An allowance has been made to permit dung stored on land in preparation for spreading, to remain unspread over the closed spreading period.
The rule change comes after Minister for Agriculture Charlie McConalogue and Minister for Housing Darragh O’Brien moved to give flexibility to farmers amid poor soil trafficability and the potential for spreaders to cause soil compaction in current conditions.
However, farmers have been warned that manure must be stored in a suitable area, with the risk of runoff taken into consideration, as well as the observance of buffer zones.
Ordinarily, farmyard manure cannot be stored on land over the closed period. This lasts from 1 November until mid-January in most of the country, pushing out to 31 January in counties Cavan, Donegal, Leitrim and Monaghan.
The departments have said that where farmyard manure remains in suitable yard storage facilities, it should remain there until the end of the closed period.

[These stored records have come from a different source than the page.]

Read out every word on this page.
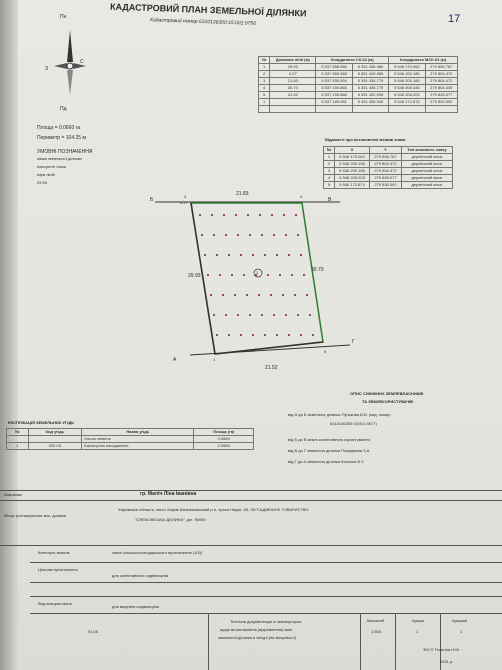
КАДАСТРОВИЙ ПЛАН ЗЕМЕЛЬНОЇ ДІЛЯНКИ
Кадастровий номер 6310136300:15:001:0756	17
Пн
З
С
Пд
Площа = 0.0660 га
Периметр = 104.25 м
УМОВНІ ПОЗНАЧЕННЯ
межа земельної ділянки
поворотні точки
міри ліній
29.93
№	Довжина лінії (м)	Координати СК-63 (м)		Координати МСК-63 (м)	
1	29.93	5 537 558.555	5 351 436.480	5 546 170.062	279 806.767
2	0.27	5 537 559.565	5 351 440.565	5 546 200.185	279 804.472
3	21.83	5 537 539.904	5 351 436.775	5 546 200.185	279 804.472
4	30.70	5 537 190.865	5 351 436.775	5 546 208.446	279 804.435
5	21.52	5 537 190.865	5 351 452.005	5 546 205.203	279 828.077
1		5 537 189.961	5 351 458.945	5 546 172.874	279 830.092

Відомості про встановлені межові знаки
№	X	Y	Тип межового знаку
1	5 546 170.062	279 806.767	дерев'яний кілок
2	5 546 200.185	279 804.472	дерев'яний кілок
3	5 546 200.185	279 804.472	дерев'яний кілок
4	5 546 205.203	279 828.077	дерев'яний кілок
5	5 546 172.874	279 830.092	дерев'яний кілок
Б	В
А
Г
3
0.27
4
1
5
21.83
29.93
30.70
21.52
1
ОПИС СУМІЖНИХ ЗЕМЛЕВЛАСНИКІВ
ТА ЗЕМЛЕКОРИСТУВАЧІВ
від А до Б земельна ділянка Пунькова В.В. (кад. номер
6310136300:15:001:0677)
від Б до В землі колективного користування
від В до Г земельна ділянка Пожидаєва З.А.
від Г до А земельна ділянка Колочка В.У.
ЕКСПЛІКАЦІЯ ЗЕМЕЛЬНИХ УГІДЬ
№	Код угідь	Назва угідь	Площа (га)
		Усього земель	0.0660
1	002.03	Багаторічні насадження	0.0660
Замовник	гр. Маліч Ліна Іванівна
Місце розташування зем. ділянки
Харківська область, місто Харків Шевченківський р-н, просп.Науки, 65, ОК"САДІВНИЧЕ ТОВАРИСТВО
"ОЛЕКСІЇВСЬКА ДОЛИНА", діл. №594
Категорія земель	землі сільськогосподарського призначення (100)
Цільове призначення
для колективного садівництва
Вид використання
для ведення садівництва
01.06
Технічна документація із землеустрою
щодо встановлення (відновлення) меж
земельної ділянки в натурі (на місцевості)
Масштаб
1:500
Аркуш
1
Аркушів
1
ФО-П Тєлєгіна Н.М.
2021 р.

If capacity becomes an issue before the end of the closed period, farmers have been advised to engage with their county council to discuss the situation.
Minister McConalogue stated that the announcement is intended to give farmers clarity.
“The wet weather this summer and autumn meant many farmers could not spread farmyard manure without the risk of severe damage to soil structure,” he commented.
“Farmyard manure that is currently appropriately stored on land can remain there for the duration of the closed period this winter”.
No spreading extension
An extension of the spreading period was off the table, given such a move’s potential to hit water quality, according to Minister O’Brien.
“We must be conscious of the need to protect our soil as impacts on soil increases sediment and nutrient loss to watercourses,” he said.
“As a result, this limited exemption from the regulations will apply this winter as a once-off measure in response to the very difficult weather conditions, especially over recent weeks.”
The ministers also reiterated that sanctions will follow any inappropriately stored or spread manure over the closed period.
IFA environment committee vice-chair John Murphy said the flexibility around the storage of farmyard manure is important given the weather conditions.
“Given the prolonged period of wet weather, particularly after storm Babet, the IFA made the case that farmers would be permitted to store FYM in temporary field heaps in appropriate locations on land where there is minimal risk of runoff polluting watercourses,” he said.